Nessa fase, a precificação por hora perde o sentido. O foco se desloca para o valor estratégico entregue ao cliente. Escritórios passam a cobrar por pacotes de serviço ou por resultados, e não mais pelo tempo gasto. A formação dos profissionais também precisa evoluir. Os novos talentos, livres de tarefas básicas, se dedicam desde cedo à análise estratégica e à consultoria, exigindo uma reestruturação do ensino e do treinamento dentro dos próprios escritórios. Aqui, o modelo de negócio é reinventado. Não basta apenas ser eficiente, é preciso repensar toda a estrutura do escritório, desde a contratação de profissionais de tecnologia até a forma como o valor é criado e entregue.

Na terceira e mais transformadora onda, a IA passa a operar com um alto grau de autonomia. Novos modelos de negócio emergem, como escritórios híbridos, produtos jurídicos digitais e consultorias de dados legais. O mercado se consolida de forma drástica: os escritórios que dominaram as ondas anteriores assumem a liderança, enquanto aqueles que não se adaptaram sentem dificuldades. Uma nova classe de advogados e advogadas surge: fluentes em dados, que trabalham lado a lado com engenheiros, cientistas de dados e designers de processos. Eles não são substituídos pela IA, mas sim amplificados por ela. O Direito se torna um ecossistema de soluções, onde a tecnologia e a expertise jurídica se fundem para criar valor de forma inédita.

O veredito já foi dado - e o Brasil é vanguarda nesse aspecto.

O mercado nacional está se destacando globalmente no uso de inteligência artificial.
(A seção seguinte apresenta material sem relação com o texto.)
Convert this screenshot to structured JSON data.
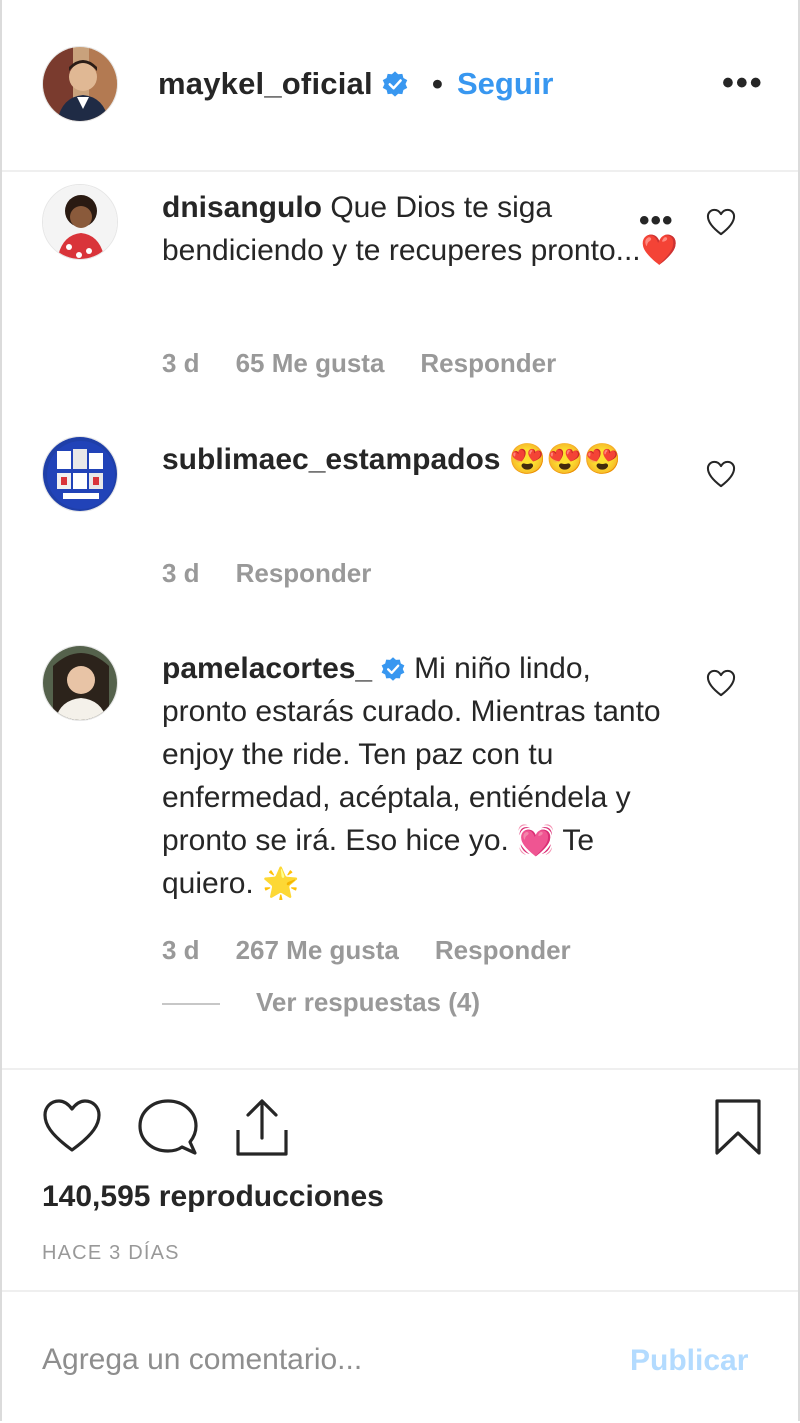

Uma pesquisa recente, conduzida pelo Google em parceria com a Ipsos (2025), revelou que nosso país está acima da média mundial na adoção dessa tecnologia. Segundo o estudo, 54% dos brasileiros já utilizam IA, superando a média global de 46%. A inteligência artificial não é uma ameaça à advocacia, é um catalisador de evolução. O profissional do Direito não vai desaparecer, mas seu papel será recriado, tornando-se mais estratégico, consultivo e focado em gerar valor real para o cliente. A grande questão não é se você vai usar a IA, mas se vai liderar essa transformação ou ser empurrado por ela. O futuro acontece agora.

A questão é: você vai fazer parte dele?